仙台高裁に控訴し、厳しい表情で記者会見する原告遺族

 「ようやく話し合いのテーブルに着けると思ったのに…」。宮城県石巻市大川小津波訴訟で、市が判決2日後に控訴方針を示したことで、犠牲になった児童23人の遺族の期待は早々と裏切られた。市と県の控訴を受け、仙台高裁に9日、控訴した遺族の口からは、長引く法廷闘争への苦悩や不満、失意が漏れた。
 仙台市内で記者会見した原告遺族の代理人が冒頭、「責任を真摯(しんし)に受け止めず、遺族にさらなる苦悩を与えた。到底、承服できない」とする声明を読み上げた。
 6年生の長男大輔君=当時(12)=を亡くした原告団長の今野浩行さん(54)は「(判決で免責された)事前の備えと事後対応の不備は組織の問題。亡くなった先生たちを責める気持ちはない。教育委員会や校長の責任を認めてほしい」と訴えた。
 6年生の三男雄樹君=同(12)=を亡くした佐藤和隆さん(49)は「市と県は『判決が確定すると今後の学校防災に大きな影響を及ぼす』と言うが、学校管理下で子どもの命を守るのは誰なのか」と批判した。
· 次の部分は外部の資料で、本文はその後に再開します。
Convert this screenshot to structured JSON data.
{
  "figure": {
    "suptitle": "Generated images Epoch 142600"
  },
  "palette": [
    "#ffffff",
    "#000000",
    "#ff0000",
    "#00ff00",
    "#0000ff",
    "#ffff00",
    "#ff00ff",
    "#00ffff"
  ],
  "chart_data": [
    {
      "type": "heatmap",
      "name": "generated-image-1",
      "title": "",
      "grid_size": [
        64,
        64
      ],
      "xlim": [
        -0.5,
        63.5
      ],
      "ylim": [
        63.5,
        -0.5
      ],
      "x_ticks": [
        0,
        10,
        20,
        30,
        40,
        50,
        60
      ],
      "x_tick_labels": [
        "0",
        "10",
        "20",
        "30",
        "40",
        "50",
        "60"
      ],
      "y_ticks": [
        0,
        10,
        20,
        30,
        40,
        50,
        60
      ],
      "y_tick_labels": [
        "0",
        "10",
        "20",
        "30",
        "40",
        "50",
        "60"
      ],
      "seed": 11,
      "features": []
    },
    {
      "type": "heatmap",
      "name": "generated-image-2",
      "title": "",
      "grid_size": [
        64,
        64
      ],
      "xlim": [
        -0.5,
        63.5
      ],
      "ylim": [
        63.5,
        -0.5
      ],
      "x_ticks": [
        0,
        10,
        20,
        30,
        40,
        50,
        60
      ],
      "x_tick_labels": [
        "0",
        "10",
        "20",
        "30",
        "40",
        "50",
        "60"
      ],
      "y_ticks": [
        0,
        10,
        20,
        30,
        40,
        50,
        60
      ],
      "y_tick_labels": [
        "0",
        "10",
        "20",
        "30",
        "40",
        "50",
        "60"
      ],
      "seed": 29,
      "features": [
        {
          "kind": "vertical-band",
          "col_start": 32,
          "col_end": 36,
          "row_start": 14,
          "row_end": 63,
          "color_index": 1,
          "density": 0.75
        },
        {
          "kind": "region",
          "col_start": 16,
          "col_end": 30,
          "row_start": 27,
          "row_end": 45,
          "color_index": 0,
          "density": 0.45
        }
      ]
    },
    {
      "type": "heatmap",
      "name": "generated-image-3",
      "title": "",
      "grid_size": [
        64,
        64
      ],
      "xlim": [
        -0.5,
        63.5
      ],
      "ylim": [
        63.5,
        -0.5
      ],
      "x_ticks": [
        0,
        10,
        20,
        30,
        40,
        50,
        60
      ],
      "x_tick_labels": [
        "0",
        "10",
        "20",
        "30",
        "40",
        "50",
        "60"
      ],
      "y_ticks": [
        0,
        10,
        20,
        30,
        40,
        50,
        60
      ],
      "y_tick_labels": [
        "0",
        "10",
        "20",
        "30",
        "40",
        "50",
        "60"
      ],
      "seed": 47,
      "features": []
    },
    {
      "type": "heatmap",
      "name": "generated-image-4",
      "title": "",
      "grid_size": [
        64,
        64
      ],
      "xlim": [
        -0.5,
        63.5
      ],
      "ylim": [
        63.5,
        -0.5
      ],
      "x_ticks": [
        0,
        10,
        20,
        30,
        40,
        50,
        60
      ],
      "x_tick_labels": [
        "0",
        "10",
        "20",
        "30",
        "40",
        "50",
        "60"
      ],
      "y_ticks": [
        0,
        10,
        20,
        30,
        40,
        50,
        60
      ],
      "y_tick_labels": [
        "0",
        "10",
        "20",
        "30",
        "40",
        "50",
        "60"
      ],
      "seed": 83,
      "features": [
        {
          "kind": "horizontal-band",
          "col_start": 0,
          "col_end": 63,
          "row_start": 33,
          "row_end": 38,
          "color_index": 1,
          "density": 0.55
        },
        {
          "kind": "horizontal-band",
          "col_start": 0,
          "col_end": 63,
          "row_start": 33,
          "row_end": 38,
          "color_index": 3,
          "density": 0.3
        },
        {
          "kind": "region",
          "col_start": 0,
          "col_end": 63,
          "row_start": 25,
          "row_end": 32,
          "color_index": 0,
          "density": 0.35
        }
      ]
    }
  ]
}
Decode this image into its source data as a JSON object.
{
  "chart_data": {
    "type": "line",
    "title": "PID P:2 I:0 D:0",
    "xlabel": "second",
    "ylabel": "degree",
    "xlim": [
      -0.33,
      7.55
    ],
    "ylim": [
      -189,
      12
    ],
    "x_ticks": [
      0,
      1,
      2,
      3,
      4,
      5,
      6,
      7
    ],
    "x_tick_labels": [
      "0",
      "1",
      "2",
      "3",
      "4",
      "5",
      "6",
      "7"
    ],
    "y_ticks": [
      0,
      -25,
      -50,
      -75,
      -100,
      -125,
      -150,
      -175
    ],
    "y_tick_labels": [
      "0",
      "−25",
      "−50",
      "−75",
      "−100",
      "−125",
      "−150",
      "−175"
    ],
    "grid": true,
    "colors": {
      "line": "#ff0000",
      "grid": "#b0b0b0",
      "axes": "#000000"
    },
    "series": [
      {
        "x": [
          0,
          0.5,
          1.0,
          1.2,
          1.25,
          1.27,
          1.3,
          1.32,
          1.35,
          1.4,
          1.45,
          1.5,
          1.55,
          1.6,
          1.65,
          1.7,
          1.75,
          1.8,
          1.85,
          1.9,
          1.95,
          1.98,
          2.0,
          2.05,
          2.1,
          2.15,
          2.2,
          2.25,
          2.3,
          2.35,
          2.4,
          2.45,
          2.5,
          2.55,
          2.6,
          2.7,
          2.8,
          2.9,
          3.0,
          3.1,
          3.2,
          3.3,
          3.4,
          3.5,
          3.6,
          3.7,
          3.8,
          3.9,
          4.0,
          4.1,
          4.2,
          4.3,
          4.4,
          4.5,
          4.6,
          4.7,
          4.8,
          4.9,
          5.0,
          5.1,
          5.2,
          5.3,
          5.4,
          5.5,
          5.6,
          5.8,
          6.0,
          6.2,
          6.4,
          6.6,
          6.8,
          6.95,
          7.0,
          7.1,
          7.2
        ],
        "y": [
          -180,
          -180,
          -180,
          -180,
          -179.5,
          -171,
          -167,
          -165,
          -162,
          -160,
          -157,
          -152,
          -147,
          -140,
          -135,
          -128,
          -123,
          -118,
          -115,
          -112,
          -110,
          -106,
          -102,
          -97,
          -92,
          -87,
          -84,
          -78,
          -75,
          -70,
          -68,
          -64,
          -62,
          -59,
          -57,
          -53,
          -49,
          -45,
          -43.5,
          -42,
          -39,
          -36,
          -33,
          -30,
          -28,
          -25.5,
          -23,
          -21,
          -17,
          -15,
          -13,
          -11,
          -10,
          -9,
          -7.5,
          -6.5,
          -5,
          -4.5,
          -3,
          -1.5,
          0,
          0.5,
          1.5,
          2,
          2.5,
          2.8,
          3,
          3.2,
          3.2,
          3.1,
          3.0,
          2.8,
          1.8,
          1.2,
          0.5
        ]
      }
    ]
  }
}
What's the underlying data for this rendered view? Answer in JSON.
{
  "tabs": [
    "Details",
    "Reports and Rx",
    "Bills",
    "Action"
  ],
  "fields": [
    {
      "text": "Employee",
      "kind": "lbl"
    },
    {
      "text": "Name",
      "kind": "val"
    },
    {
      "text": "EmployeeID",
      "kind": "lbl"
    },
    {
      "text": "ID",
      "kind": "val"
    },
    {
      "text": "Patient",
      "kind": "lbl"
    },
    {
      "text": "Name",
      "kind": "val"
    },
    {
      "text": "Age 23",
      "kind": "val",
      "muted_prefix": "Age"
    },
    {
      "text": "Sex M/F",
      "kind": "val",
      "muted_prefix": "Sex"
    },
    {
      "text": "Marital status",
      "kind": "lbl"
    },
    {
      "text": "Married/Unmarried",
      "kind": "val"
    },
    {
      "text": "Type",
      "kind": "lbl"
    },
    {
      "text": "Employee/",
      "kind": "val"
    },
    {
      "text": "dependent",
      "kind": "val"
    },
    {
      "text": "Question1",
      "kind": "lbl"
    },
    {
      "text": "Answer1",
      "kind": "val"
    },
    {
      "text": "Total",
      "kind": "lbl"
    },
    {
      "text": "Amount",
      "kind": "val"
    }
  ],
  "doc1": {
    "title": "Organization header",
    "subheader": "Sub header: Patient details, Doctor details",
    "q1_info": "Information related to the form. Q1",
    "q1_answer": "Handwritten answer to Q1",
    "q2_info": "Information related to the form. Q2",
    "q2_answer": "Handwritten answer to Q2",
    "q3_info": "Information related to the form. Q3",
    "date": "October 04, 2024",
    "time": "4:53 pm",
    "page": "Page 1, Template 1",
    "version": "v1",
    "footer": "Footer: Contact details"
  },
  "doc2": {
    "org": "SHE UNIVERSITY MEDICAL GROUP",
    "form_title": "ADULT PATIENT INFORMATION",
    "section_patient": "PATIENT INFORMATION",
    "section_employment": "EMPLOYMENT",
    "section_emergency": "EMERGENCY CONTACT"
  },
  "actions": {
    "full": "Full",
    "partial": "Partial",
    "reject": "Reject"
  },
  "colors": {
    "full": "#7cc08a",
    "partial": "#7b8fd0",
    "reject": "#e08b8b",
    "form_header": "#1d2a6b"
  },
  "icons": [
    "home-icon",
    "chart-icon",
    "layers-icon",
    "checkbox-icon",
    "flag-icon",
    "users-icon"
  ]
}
 遺族は勝訴後、市議会や県議会に一審判決を受け入れるよう働き掛けてきた。3年生の一人息子、健太君=同(9)=を失った佐藤美広(みつひろ)さん(55)は「市と県には今でも控訴を取り下げてほしいと思っている。本音では子どものことで争うのは避けたい」と打ち明けた。
 「子どもを亡くし、傷付きながら震災後の5年8カ月を過ごしてきた。苦しみの日々がまた始まるのか」。5年生の次女千聖(ちさと)さん=同(11)=を失った紫桃(しとう)隆洋さん(52)は天を仰ぎつつ、「歴史を変えようとする権力の重圧を感じるが、救えた命だったと改めて訴えたい」と控訴審への決意を語った。